De kinderen hoorden de inslaande bommen en voelden de angst van hun ouders. Bij Jozef (°1934, Olen) staat het op zijn netvlies gebrand: ‘Wij hadden geen auto, dus mijn vader en moeder vertrokken elk met een fiets. Mijn twee jaar oudere broer zat vooraan op de stang bij vader, met dan nog wat pakken achteraan. Ik zat achterop bij moeder. Wij vluchtten tot in de Vlaanders, om van daaruit in het noorden van Frankrijk te geraken, maar dat is ons niet gelukt.

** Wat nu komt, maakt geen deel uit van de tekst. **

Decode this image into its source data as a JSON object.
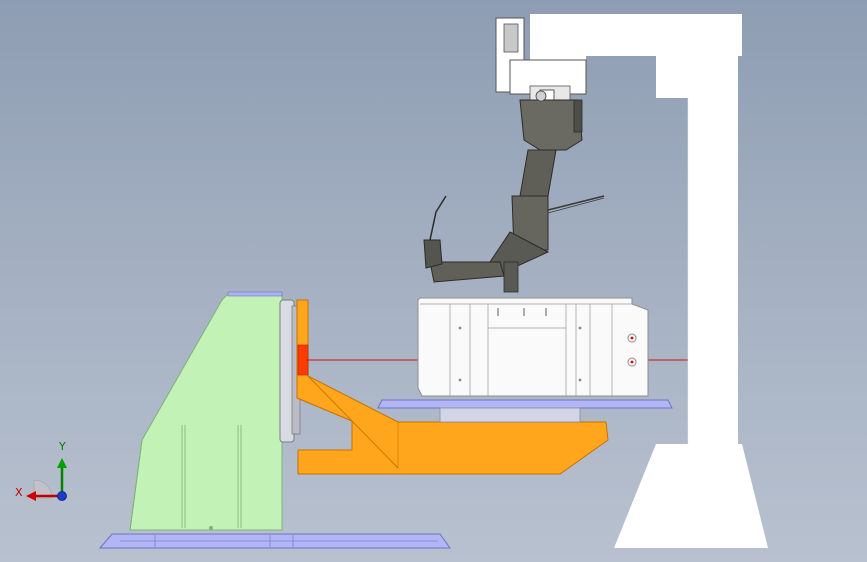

In Poperinge overnachtten we. ’s Nachts hoorde ik bombardementen. De muren trilden. Mijn eerste confrontatie met oorlog was dus lawaai.’ Ook de ouders van Elisa (°1930, Antwerpen) hadden geen auto: ‘Ik kon nog niet fietsen. Dus samen met mijn ouders stapte ik met twee fietsen vol bagage geladen naar Gent. Daar bleven we enkele dagen. Vervolgens trokken we verder West-Vlaanderen in. Er waren honderden, duizenden mensen op de vlucht, de meesten te voet en sommigen met een kar. Weinigen bezaten toen immers een auto. Om een slaapplaats te vinden klopten we aan bij de boeren. De meeste vluchtelingen wilden de Franse grens over om zo bij de geallieerden aan te sluiten, maar wij zijn zo ver niet geraakt.’ Willy (°1931, Eke) zag de eerste vluchtelingen al op 10 mei: ‘Het waren mensen uit Limburg, Luik, Brussel en Leuven. Ze trokken allemaal in de richting van West-Vlaanderen. Naast enkele zeldzame auto’s en vrachtwagens waren er karren met paarden, wagens en zelfs mensen met een hondenkar. Andere mensen liepen naast hun fiets, waarop ze allerlei zaken vervoerden. Daarnaast bewoog een massa vluchtelingen zich te voet voort. Het was een triestige, hopeloze zaak.’

SOMA-1057-vlucht1940

‘Ik heb nooit geschoten’

Jonge interviewer Robin is verbaasd dat het verhaal van zijn getuige Lea (°1932, Boom) zo anders is dan wat hij op televisie heeft gezien: ‘Ik dacht dat er overal gevochten werd, terwijl mijn getuige nooit iets van geweld heeft gezien. Ik weet nu dat ik een vertekend beeld van de oorlog had.’ ‘Ik heb nooit geschoten’, bevestigt veteraan Albert (°1919, Temse). ‘Ik had 36 kogels toen ik vertrok en ik had het dubbele toen ik mij overgaf. In Dendermonde – ik zal het nooit vergeten – zaten wij ingegraven en kwamen er drie Duitse vliegtuigen over. Iedereen rende weg.’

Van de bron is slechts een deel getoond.